La seconda opera in programma è la celebre Sonata in la maggiore op. 47 “A Kreutzer”di L. van Beethoven (1770-1827). Composta tra il 1802 e il 1803 in un periodo di grandi sperimentazioni e cambiamenti stilistici, questa Sonata, sia per dimensioni che per scrittura, supera il tradizionale contesto salottiero per approdare ad un vero e proprio stile concertistico. La Sonata op. 47 è la nona delle dieci sonate per pianoforte e violino scritte da Beethoven ed è la più lunga e la più complessa. Una Sonata che richiede una grande coesione tra i musicisti che non devono mai sovrastarsi ma dialogare costantemente tra tensioni e distensioni, passaggi delicati e cantabili e scariche appassionate ed impetuose. Rodolphe Kreutzer, il violinista a cui è dedicata, non la suonò mai giudicandola “scandalosamente incomprensibile”. Nonostante l’iniziale smarrimento provocato da un lavoro particolarmente audace per le orecchie del pubblico di allora, la Sonata venne poi considerata un capolavoro del genio di Bonn entrando nel repertorio di tutti i grandi violinisti già a partire da metà Ottocento.

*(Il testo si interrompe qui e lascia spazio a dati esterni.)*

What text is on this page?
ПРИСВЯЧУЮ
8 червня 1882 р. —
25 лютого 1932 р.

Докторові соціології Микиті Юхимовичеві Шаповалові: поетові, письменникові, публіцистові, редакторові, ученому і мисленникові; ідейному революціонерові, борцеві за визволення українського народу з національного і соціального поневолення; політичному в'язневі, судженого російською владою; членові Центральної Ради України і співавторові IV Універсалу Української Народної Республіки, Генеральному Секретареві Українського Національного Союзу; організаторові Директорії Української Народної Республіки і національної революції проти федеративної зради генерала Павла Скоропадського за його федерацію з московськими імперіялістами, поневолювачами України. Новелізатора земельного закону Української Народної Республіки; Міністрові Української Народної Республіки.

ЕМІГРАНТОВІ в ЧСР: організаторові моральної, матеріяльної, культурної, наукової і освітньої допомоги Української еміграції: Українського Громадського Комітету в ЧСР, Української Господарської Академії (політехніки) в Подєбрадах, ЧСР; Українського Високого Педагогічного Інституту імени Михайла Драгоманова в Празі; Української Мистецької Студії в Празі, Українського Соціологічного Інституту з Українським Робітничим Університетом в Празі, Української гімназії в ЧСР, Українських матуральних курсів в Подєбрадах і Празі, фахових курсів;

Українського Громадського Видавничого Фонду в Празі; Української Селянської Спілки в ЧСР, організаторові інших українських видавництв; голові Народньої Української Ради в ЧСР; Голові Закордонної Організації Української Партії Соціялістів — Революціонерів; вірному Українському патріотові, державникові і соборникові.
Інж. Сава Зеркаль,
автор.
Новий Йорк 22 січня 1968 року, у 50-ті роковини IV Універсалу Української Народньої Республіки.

Lo scrittore russo Lev Tolstoy rimase così colpito dall’ascolto da farne il centro del suo romanzo breve, pubblicato nel 1888, intitolato “La Sonata a Kreutzer”. Il protagonista si macchia del terribile uxoricidio, geloso della profonda complicità che si crea tra la moglie pianista e il violinista con cui suonava la Sonata beethoveniana.
Arriviamo nel pieno Romanticismo con il compositore polacco Henryk Wieniawski (1835-1880) e la sua Polonaise brillante in la maggiore op.21. Scritta nel 1870 in due versioni -violino e pianoforte, violino e orchestra- venne eseguita per la prima volta nella versione orchestrale a San Pietroburgo e in Duo a Varsavia. In entrambi casi il violino solista era Wieniawski stesso, che oltre ad essere compositore fu un grandissimo violinista. La Polonaise riscosse subito grande successo e da allora è entrata nel repertorio virtuosistico dei violinisti; nonostante il peculiare virtuosismo del violino, l’aspetto tecnico non risulta mai fine a se stesso, come mera ostentazione di bravura, ma piegato piuttosto alle esigenze espressive.
Il concerto si chiude con la rapsodia da concerto Tzigane, scritta nel 1924 dal compositore francese Maurice Ravel (1875-1937) che la definiva “un pezzo virtuosistico nel gusto di una rapsodia ungherese”. In questo lavoro Ravel ha ripreso il materiale folkloristico e con sapiente eleganza lo ha variato attraverso uno stile improvvisativo che rimanda a quello dei violinisti tzigani ungheresi. Scritto inizialmente per un pianoforte ibrido, chiamato lutheal, in grado di riprodurre suoni simili al cimbalom ungherese, il brano viene abitualmente suonato con un pianoforte tradizionale. Il violino, che ha la parte principale, di estrema difficoltà, dopo la lenta ed espressiva sezione iniziale, lascia spazio al pianoforte che prepara la seconda parte del brano; da qui le melodie si fanno più ritmate e sempre più veloci in un crescendo che conduce allo scoppiettante e travolgente finale.